Centre College was honored with a 2017 Tree Campus USA recognition for the eighth year in a row by the Arbor Day Foundation for its commitment to effective urban forest management.
Created in 2008, Tree Campus USA is a national program by the Arbor Day Foundation that honors colleges and universities for promoting healthy trees and engaging students and staff in the spirit of conservation.
The Arbor Day Foundation is a nonprofit conservation and education organization dedicated to inspiring people to plant, nurture and celebrate trees. The foundation has assisted schools across the country in planting thousands of trees.
Centre achieved this title for another year by meeting the five standards for effective campus forest management, which include having a tree advisory committee, a campus tree-care plan, dedicated annual expenditures for its campus tree program, an Arbor Day observance and a student service-learning project.
“Being recognized as a Tree Campus USA is important,” said First Lady Susie Roush, who is one of the many tree enthusiasts on campus. “It’s a testament that the College values a beautiful, educational and healthy environment.”
John H. Walkup Professor of Chemistry Preston Miles, and environmentalist of the first order, has always accepted the responsibility for making sure Centre’s check-list for the Arbor Day Foundation is complete.

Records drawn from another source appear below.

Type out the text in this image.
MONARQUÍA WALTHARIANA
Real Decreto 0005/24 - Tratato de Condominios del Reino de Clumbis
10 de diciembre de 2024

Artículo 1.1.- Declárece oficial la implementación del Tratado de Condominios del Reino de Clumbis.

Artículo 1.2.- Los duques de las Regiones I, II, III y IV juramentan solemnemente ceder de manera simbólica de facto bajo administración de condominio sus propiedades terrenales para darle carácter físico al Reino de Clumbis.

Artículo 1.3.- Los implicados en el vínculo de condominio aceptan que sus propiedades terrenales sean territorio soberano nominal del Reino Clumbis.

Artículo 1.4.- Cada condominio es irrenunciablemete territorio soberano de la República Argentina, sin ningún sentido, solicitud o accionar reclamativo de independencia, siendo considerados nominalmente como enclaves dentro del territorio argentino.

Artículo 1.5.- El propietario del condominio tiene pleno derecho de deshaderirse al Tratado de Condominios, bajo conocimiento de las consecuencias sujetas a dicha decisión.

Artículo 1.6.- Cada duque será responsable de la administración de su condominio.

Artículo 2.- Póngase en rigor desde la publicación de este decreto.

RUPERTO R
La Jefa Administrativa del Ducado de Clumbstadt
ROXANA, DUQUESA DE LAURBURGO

Through the foundation and being recognized as a Tree Campus USA, “we learn something about tree management,” Miles said. “Even if we weren’t a Tree Campus, we would keep up the trees, but this does give us some motivation.”
Around this time every year, Roush said she is reminded of how fortunate the College is to have the support of the Board of Trustees. Board member David Grissom and his wife, Marlene, established a fund called the Susie Roush Campus Beautification Fund to assist with the care and maintenance of the campus forest. In addition, board member John Barton has enabled Centre, through personal connections, to get valuable advice from numerous tree experts, Roush explained.
After the ice storm in 2009, Centre lost nearly 100 trees. According to Director of Student Life and Housing Ann Young, the College has been strategically replacing the lost trees yearly.
Over the last two years, the Hope Springs Fund that comes from the year-end campus garage sale after Commencement, as well as the Snowy Owl Foundation, have granted funds for the planting of the new trees on campus.
“The dogwoods and redbuds by the side of Nevin were planted in 2015, and in 2016, we replaced several trees in the sinking springs area,” Young said.